In the acute oral toxicity studies, mortality was observed in rats and mice exposed to one single oral (gavage) administration of Reaction product of naphthalene, butanol, sulfonated and neutralized by caustic soda from the dose of 1600 and 2500 mg/kg bw, respectively. Clinical signs such as deterioration of general health and labored breathing were reported at almost all concentrations. Mortality and clinical signs are indicative of absorption of the registered substance and/or its metabolites. The systemic distribution could not be evaluated in the absence of target organs identified in the available studies. In the 5-week oral (drinking water) rat toxicity study, no evidence of absorption and systemic distribution were identified.

Dermal route:

In the acute dermal toxicity study performed in rabbits, Reaction product of naphthalene, butanol, sulfonated and neutralized by caustic soda applied on the skin induced mortality in animals treated with 4000 mg/kg bw. There were no signs of skin irritation at any dose levels. Petechiae on the mucous membranes of the stomach seen at necropsy in 3/4 rabbits given 4000 mg/kg suggest a limited absorption and systemic distribution of the registered substance only at very high dose levels.

 

Metabolism:

Five in vitro studies assessed the potential genotoxicity of Reaction product of naphthalene, butanol, sulfonated and neutralized by caustic soda or its analogue Reaction product of naphthalene, propan-2-ol, sulfonated and neutralized by caustic soda. Three Ames tests (BASF, 1992, Herbold 1983, and CitoxLab 2012), a chromosome aberration test in cultured human lymphocytes (CitoxLab 2012) and a mouse lymphoma assay (CitoxLab 2012); all showed absence of mutagenic effects in the presence or in the absence of exogenous mammalian metabolic activation system. In the second experiment of the Ames test performed on the analogue Reaction product of naphthalene, propan-2-ol, sulfonated and neutralized by caustic soda, moderate to strong cytotoxicity was observed in all tested strains at the highest concentration only (5000 µg/plate) in the presence of metabolic activation (pre-incubation method). No cytotoxicity was observed without metabolic activation. Therefore the toxicity reported in the presence of S9 mix suggests that the analogue Reaction product of naphthalene, propan-2-ol, sulfonated and neutralized by caustic soda is metabolized and the synthesized metabolite(s) is(are) toxic to bacterial strain at this dose level. However, in the absence of specific metabolism studies and since this variation was not seen in the Ames tests conducted with the registered substance, the relevance of this variation to human is unclear. In the Mammalian mouse lymphoma assay and chromosome aberration test conducted on the analogue, cytotoxicity was observed both in the presence and absence of metabolic activation, at similar dose levels.
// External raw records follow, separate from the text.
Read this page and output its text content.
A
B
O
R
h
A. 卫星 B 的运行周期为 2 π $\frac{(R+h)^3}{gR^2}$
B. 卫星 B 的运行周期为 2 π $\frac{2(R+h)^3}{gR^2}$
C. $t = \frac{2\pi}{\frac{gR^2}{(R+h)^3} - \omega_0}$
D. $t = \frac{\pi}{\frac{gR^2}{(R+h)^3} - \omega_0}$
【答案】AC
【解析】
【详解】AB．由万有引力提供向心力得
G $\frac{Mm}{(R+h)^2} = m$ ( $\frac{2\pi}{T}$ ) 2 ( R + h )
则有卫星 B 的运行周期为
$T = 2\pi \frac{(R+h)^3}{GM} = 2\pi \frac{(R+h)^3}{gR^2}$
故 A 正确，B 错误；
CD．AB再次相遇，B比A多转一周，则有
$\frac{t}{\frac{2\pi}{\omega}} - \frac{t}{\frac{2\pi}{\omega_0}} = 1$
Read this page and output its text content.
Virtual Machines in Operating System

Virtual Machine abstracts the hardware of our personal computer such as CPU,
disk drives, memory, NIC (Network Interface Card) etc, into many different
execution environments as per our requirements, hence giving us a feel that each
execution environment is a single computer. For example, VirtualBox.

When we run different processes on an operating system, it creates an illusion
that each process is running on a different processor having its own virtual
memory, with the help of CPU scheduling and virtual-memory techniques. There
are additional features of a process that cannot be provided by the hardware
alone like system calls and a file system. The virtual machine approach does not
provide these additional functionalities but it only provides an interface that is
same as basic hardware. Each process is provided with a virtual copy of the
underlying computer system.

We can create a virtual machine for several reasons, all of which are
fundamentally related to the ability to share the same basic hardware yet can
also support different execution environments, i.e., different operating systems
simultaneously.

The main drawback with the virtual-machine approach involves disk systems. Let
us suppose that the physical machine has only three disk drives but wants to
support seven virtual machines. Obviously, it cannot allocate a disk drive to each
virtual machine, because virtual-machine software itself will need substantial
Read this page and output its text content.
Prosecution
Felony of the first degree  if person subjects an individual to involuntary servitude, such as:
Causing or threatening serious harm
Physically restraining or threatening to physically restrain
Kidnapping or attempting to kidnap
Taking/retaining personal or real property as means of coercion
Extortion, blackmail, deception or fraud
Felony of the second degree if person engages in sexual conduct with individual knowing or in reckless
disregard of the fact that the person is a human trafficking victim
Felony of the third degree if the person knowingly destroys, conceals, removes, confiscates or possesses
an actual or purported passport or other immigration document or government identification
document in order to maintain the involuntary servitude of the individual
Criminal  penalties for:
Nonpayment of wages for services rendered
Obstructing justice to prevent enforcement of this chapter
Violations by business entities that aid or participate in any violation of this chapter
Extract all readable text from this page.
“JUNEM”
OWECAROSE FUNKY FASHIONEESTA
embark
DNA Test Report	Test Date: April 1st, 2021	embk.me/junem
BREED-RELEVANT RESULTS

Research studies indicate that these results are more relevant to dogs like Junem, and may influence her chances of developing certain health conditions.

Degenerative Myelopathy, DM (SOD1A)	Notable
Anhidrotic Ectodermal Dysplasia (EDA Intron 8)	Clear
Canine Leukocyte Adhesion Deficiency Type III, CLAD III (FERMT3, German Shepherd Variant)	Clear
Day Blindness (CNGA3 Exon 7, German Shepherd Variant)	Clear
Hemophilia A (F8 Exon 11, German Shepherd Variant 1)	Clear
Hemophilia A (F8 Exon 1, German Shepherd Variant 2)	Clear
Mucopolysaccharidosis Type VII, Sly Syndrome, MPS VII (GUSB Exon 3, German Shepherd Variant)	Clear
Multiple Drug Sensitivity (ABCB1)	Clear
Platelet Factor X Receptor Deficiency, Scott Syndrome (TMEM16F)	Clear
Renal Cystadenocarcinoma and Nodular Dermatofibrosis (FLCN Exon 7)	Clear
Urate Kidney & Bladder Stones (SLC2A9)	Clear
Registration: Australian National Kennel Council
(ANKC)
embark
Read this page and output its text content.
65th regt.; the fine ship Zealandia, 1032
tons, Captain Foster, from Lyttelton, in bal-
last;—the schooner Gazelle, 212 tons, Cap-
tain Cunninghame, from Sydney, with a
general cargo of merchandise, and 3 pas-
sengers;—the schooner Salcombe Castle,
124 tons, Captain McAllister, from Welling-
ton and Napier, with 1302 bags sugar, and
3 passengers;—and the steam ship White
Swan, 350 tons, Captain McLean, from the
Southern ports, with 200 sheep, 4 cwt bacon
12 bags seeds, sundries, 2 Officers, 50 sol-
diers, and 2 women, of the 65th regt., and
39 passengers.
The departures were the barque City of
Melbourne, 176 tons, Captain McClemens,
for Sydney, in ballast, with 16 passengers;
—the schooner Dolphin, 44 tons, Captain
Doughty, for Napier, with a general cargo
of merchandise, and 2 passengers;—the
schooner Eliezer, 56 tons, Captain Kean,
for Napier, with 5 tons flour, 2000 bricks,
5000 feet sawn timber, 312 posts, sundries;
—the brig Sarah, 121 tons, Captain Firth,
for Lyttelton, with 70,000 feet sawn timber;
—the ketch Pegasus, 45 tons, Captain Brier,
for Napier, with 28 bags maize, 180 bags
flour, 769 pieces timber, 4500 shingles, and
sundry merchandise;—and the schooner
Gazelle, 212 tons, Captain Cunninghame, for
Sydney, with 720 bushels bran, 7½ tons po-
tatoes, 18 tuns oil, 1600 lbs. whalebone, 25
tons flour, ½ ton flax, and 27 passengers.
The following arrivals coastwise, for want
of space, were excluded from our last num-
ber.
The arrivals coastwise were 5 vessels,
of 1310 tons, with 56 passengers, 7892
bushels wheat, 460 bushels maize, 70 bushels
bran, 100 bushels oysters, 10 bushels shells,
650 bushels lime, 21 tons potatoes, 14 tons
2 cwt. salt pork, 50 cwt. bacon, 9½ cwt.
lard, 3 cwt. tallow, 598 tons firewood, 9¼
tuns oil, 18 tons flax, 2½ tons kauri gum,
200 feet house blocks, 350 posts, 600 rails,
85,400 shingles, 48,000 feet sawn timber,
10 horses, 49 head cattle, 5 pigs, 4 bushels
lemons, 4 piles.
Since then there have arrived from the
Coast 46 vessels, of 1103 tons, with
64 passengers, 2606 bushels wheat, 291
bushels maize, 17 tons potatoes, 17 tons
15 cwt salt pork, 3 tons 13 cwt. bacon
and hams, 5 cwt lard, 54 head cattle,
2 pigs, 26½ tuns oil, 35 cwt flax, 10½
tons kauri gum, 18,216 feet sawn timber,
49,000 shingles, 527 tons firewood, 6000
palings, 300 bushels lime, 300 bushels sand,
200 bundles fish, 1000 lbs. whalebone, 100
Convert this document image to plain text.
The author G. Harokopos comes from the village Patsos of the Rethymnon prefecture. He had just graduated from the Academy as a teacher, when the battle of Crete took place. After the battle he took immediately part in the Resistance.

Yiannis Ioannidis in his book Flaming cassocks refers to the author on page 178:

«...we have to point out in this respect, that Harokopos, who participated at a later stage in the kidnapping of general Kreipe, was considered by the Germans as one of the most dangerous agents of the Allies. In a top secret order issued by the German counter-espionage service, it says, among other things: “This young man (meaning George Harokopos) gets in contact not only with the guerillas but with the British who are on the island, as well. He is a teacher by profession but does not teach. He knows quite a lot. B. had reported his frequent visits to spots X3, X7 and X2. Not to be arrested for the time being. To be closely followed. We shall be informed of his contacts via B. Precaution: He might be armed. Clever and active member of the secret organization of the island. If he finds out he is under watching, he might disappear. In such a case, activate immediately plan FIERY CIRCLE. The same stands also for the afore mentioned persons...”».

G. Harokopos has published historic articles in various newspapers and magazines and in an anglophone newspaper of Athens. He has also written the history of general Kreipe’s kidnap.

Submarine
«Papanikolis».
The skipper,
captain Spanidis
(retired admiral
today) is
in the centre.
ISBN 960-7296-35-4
Therefore no conclusion on the metabolism can be drawn from these two tests.

Elimination:

There is no indication of a preferred route of excretion for Reaction product of naphthalene, butanol, sulfonated and neutralized by caustic soda but its high water solubility indicate that excretion of unchanged parent substance and/or metabolites could occur by renal or biliary routes and that bioaccumulation is unlikely.